19.11.2008
Tikrit
Que retiendra l'histoire de cet épisode ?
Parlera-t-on de l'invasion du pays par l'armée de l'Empire de la terre du Milieu des Amériches sous la présidence de W. ? Ou retiendra-t-on que Sadam Hussein avait voulu faire de cette ville au nom mythique, le lieu de sa propre naissance ? Puisque c'est ici qu'est né, pour vrai, le grand Saladin. Unificateur, pour un temps, des peuples arabes et vainqueur contre les armées des Croisés de la terre du Nord sous le règne des rois et des papes très chrétiens.
J'ai vraiment de la difficulté à croire que ce qui se produit là, de mon propre vivant, n'est pas une fiction. Une invention Hollywoodienne. Sand Wars.
Cette photo d'une agence de presse a pourtant été prise en novembre 2008.
03:01 Publié dans Correspondances | Lien permanent | Commentaires (5) | Envoyer cette note | Tags : t, armée états-unienne, saladin

Commentaires
Marc, il y a quelques jours Saint-Jean d'Acre me venait sous la plume -enfin, sous le clavier-, j'y reviens deux secondes aujourd'hui, la coïncidence avec votre billet m'a frappée, je me suis permis de mettre votre billet en lien, j'espère que ça ne vous ennuie pas.Merci.

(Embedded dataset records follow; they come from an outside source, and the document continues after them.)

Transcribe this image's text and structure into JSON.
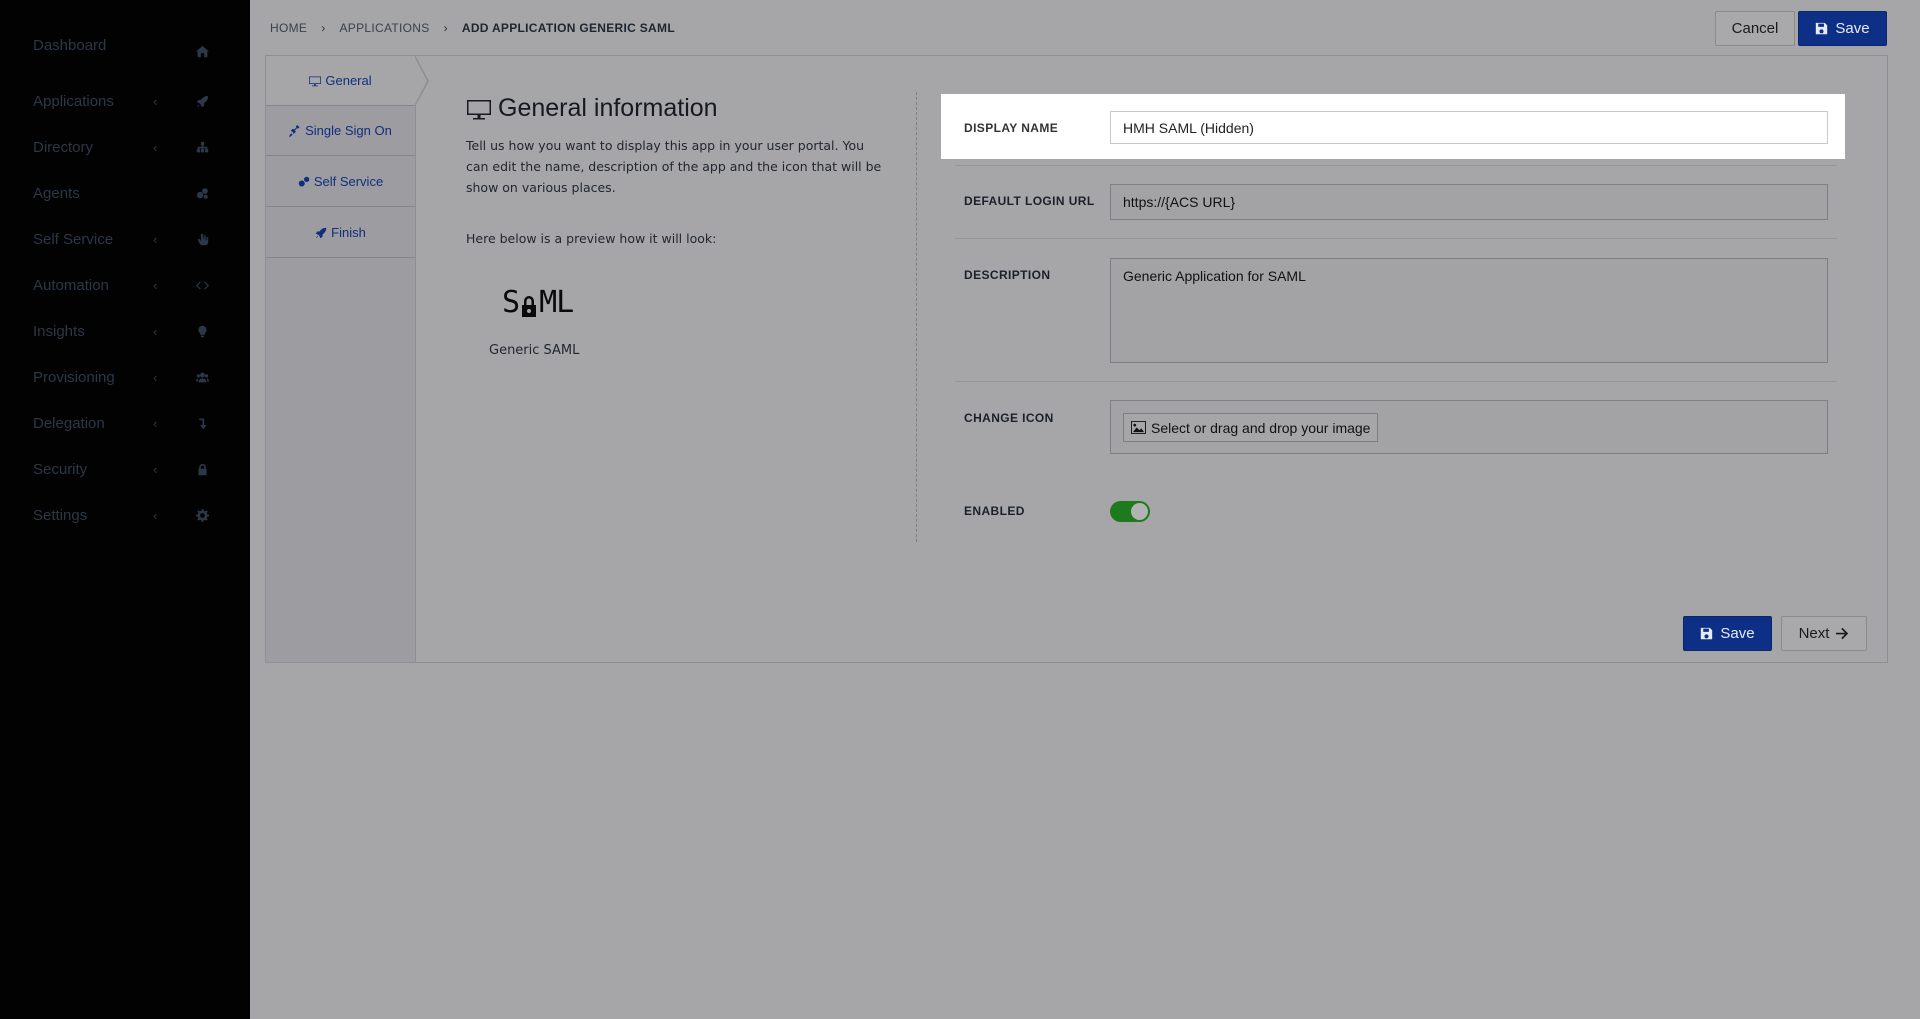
{
  "sidebar": {
    "items": [
      {
        "label": "Dashboard",
        "icon": "home-icon",
        "chevron": false
      },
      {
        "label": "Applications",
        "icon": "rocket-icon",
        "chevron": true
      },
      {
        "label": "Directory",
        "icon": "sitemap-icon",
        "chevron": true
      },
      {
        "label": "Agents",
        "icon": "cogs-icon",
        "chevron": false
      },
      {
        "label": "Self Service",
        "icon": "hand-icon",
        "chevron": true
      },
      {
        "label": "Automation",
        "icon": "code-icon",
        "chevron": true
      },
      {
        "label": "Insights",
        "icon": "lightbulb-icon",
        "chevron": true
      },
      {
        "label": "Provisioning",
        "icon": "users-icon",
        "chevron": true
      },
      {
        "label": "Delegation",
        "icon": "level-down-icon",
        "chevron": true
      },
      {
        "label": "Security",
        "icon": "lock-icon",
        "chevron": true
      },
      {
        "label": "Settings",
        "icon": "gear-icon",
        "chevron": true
      }
    ],
    "chevron_glyph": "‹"
  },
  "breadcrumb": {
    "items": [
      "HOME",
      "APPLICATIONS"
    ],
    "current": "ADD APPLICATION GENERIC SAML",
    "separator": "›"
  },
  "header": {
    "cancel_label": "Cancel",
    "save_label": "Save"
  },
  "wizard": {
    "steps": [
      {
        "label": "General",
        "icon": "desktop-icon",
        "active": true
      },
      {
        "label": "Single Sign On",
        "icon": "plug-icon",
        "active": false
      },
      {
        "label": "Self Service",
        "icon": "cogs-icon",
        "active": false
      },
      {
        "label": "Finish",
        "icon": "rocket-icon",
        "active": false
      }
    ]
  },
  "general": {
    "title": "General information",
    "description": "Tell us how you want to display this app in your user portal. You can edit the name, description of the app and the icon that will be show on various places.",
    "preview_label": "Here below is a preview how it will look:",
    "logo_text_left": "S",
    "logo_text_right": "ML",
    "app_name": "Generic SAML"
  },
  "form": {
    "display_name_label": "DISPLAY NAME",
    "display_name_value": "HMH SAML (Hidden)",
    "login_url_label": "DEFAULT LOGIN URL",
    "login_url_value": "https://{ACS URL}",
    "description_label": "DESCRIPTION",
    "description_value": "Generic Application for SAML",
    "change_icon_label": "CHANGE ICON",
    "change_icon_button": "Select or drag and drop your image",
    "enabled_label": "ENABLED",
    "enabled": true
  },
  "footer": {
    "save_label": "Save",
    "next_label": "Next"
  },
  "colors": {
    "primary": "#0d2f85",
    "toggle_on": "#1d7a1d",
    "sidebar_bg": "#020202",
    "overlay_bg": "#a6a6a8"
  }
}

Ecrit par : Sophie L.L | 19.11.2008
Nous vivons sous ce règne démembré, partout tyranique, oui, de la fiction. Et c'est proprement incroyable, oui.
Ecrit par : solko | 19.11.2008
Décidément, encore Saladin, dans un article du Monde de jeudi soir: la chronique d'un livre, "Saladin" aux éditions Flammmarion, d'Anne-Marie Eddé.
"...Saladin(1138-1193): les pays arabes surtout depuis le milieu du XXeme siècle se disputent son héritage "anti-colonialiste". Les occidentaux n'ont cessé depuis les romans courtois du XIIIeme siècle jusqu'au Kingdom of Heaven de Ridley Scott (2005) de considèrer le vainqueur de la bataille de Hattin (1187) comme un digne représentant de l'internationale chevaleresque.(...) Un guerrier dont on apprendra au passge que le sabre n'était pas recourbé, contrairement à une idée véhiculée depuis le XIVeme, mais droit, comme la foi qui lui valut son surnom de Salah ad-Din ("rectitude de la religion")...
Ecrit par : Sophie L.L | 24.11.2008
@ Sophie LL : La simplification, c'est la nature des récits, leur fond de commerce. À tel point qu'on peut se demander si Salah-ad-Din a vraiment existé n'est-ce pas ? Une question. Croyez vous que l'expression « l'internationale chevaleresque » est de l'auteur du livre Anne-Marie Eddé ou du chroniqueur qui livre le compte rendu dans Le Monde ?
Je ne suis plus depuis des années un lecteur du Monde. Peut-être y a-t-il quelque part au Monde un lecteur d'Épistolaire ?
@ Solko : Je me demande si la critique est consciente de sa (propre) généreuse contribution à la fiction ?
Ecrit par : Marc | 25.11.2008
"L'internationale chevaleresque" est une expression de Patrick Boucheron, l'auteur de l 'article du Monde. (Pour une fois qu'une réponse est facile!)